I am a bit confused about how the conditional expectation works under operations. I've seen steps such as
$(E[\theta | X])^2 = E[\theta^2 | x]$
Done in proofs without much explanation. My question is, under what conditions is
$h(E[\theta | X]) = E[h(\theta) | X]$
And if you could add an intuitive explanation to it that would be great!
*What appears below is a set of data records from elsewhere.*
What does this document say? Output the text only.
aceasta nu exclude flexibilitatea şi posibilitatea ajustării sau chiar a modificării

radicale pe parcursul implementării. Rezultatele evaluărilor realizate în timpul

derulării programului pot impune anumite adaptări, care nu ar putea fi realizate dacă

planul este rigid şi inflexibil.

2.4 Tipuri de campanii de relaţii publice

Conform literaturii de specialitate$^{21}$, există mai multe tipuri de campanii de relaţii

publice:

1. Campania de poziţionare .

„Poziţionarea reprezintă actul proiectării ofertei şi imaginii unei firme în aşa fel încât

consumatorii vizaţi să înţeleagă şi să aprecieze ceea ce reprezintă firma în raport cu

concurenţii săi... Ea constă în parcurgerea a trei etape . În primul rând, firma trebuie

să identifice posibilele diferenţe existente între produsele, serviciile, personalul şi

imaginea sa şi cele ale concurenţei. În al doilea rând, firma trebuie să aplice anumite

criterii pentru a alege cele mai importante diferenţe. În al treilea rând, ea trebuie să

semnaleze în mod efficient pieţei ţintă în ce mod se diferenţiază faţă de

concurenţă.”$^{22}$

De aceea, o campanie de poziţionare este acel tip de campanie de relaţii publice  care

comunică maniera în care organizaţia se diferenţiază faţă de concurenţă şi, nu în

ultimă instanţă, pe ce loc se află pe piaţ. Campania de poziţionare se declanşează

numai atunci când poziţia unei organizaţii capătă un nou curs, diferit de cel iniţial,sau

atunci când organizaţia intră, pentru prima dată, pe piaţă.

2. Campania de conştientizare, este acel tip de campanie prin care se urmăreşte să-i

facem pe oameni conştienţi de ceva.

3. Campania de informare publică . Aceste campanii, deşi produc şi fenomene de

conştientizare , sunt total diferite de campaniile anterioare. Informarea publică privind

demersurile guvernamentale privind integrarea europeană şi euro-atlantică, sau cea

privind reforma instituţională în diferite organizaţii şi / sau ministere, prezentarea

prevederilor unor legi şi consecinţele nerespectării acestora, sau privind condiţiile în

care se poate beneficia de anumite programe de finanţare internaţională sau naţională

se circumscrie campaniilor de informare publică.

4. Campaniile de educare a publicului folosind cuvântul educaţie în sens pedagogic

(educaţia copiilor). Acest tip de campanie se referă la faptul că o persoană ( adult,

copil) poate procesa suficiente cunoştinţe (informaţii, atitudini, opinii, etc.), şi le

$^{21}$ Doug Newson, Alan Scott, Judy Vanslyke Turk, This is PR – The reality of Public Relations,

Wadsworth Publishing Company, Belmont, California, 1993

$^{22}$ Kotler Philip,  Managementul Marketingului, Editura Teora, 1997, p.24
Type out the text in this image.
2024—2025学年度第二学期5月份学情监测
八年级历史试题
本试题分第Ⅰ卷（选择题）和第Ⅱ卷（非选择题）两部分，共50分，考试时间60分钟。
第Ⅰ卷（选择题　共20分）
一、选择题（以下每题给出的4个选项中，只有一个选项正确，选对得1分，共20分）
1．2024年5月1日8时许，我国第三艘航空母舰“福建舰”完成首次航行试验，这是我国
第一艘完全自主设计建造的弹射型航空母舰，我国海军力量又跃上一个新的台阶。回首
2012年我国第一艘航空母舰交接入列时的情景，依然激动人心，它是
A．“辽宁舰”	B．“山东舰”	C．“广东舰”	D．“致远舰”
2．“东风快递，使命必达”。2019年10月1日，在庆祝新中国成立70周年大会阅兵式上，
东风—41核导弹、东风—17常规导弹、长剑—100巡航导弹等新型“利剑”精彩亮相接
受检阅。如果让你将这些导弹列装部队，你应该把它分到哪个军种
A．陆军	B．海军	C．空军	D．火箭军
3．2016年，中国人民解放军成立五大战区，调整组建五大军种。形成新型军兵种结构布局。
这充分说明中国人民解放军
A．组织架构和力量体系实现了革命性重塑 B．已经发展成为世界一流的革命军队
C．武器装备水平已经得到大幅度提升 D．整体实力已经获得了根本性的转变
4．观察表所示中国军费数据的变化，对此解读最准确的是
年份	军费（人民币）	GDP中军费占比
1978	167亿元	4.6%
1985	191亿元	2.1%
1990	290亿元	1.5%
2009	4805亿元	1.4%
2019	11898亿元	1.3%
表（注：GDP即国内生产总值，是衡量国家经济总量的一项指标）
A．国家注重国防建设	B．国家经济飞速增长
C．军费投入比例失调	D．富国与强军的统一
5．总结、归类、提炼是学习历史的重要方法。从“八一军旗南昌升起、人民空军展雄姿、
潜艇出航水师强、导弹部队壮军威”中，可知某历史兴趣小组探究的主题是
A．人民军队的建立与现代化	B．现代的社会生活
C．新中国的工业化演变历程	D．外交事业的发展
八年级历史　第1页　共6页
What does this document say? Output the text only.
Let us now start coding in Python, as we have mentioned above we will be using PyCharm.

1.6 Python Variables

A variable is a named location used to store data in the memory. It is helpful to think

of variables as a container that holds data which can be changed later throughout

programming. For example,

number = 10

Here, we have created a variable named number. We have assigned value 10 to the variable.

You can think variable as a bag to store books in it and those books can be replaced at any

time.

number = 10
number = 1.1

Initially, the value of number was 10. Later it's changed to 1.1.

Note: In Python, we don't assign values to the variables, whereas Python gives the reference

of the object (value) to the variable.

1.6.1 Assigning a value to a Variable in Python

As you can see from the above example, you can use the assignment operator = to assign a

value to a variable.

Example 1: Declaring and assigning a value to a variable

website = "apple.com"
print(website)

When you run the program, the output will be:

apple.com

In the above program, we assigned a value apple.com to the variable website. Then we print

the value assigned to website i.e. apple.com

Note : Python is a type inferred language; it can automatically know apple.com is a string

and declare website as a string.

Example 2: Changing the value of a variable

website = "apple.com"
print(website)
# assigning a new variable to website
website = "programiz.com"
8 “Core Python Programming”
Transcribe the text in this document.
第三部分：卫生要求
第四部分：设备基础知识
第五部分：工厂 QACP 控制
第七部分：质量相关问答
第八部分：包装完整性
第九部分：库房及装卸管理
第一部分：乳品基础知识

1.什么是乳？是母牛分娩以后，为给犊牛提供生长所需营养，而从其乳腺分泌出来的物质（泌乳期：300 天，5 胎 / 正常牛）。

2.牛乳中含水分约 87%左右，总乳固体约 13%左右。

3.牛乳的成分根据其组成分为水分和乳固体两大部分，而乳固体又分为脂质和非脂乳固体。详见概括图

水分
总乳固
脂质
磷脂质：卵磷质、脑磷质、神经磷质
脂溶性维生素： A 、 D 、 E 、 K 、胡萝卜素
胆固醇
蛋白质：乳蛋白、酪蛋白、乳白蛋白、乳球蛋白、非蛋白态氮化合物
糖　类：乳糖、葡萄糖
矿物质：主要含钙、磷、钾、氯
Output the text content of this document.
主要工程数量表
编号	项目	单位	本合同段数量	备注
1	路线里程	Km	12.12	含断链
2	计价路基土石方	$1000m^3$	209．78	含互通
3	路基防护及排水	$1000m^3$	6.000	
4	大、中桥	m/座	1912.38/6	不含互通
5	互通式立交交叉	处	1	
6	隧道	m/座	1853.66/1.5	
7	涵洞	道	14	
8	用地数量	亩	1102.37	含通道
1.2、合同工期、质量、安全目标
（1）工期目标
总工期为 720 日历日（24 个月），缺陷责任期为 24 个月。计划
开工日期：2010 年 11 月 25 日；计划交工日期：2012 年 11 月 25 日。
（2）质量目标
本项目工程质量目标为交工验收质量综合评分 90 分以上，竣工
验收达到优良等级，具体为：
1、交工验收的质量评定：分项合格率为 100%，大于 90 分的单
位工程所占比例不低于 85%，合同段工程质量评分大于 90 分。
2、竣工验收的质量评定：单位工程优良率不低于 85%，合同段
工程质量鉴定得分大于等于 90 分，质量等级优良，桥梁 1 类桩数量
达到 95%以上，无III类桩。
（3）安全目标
Recall that the conditional variance of $\theta$ given $X$ is defined as $$Var(\theta|X)=E[\theta^2 | X] - E[\theta | X]^2$$ So $E[\theta^2 | X]=E[\theta|X]^2$ would imply, that the distribution of $\theta$ given $X=x$ will have $0$ variance for all values of $x$, implying that $P(\theta = C_x |\: X=x) = 1$, where $C_x=E[\theta | X=x]\:$. Now suppose that $X$ is a continous random variable with density $f_X$, then $$P(\theta = E[\theta | X]) = \int_\mathbb{R} P(\theta = E[\theta | X]|X=x)f_X(x)dx =\int_\mathbb{R}f_X(x)dx = 1 $$ (a similar argument holds when $X$ is discrete) Which means that the identity $E[\theta^2 | X]=E[\theta|X]^2$ can only hold, when $\theta$ is almost surely a function of $X$. Writing $\theta = f(X)$ we always have that $$E[f(X) | X] = f(X)$$ for any function $f$, and therefore $$E[h(f(X)) | X] = h(f(X)) = h(E[f(X)|X])$$ for all functions $h$. There might be other cases where $E[h(\theta) | X]=h(E[\theta | X])$, but as others have mentioned, this is rarely the case. An important case however, is when $h$ is a linear function, since conditional expectation is linear.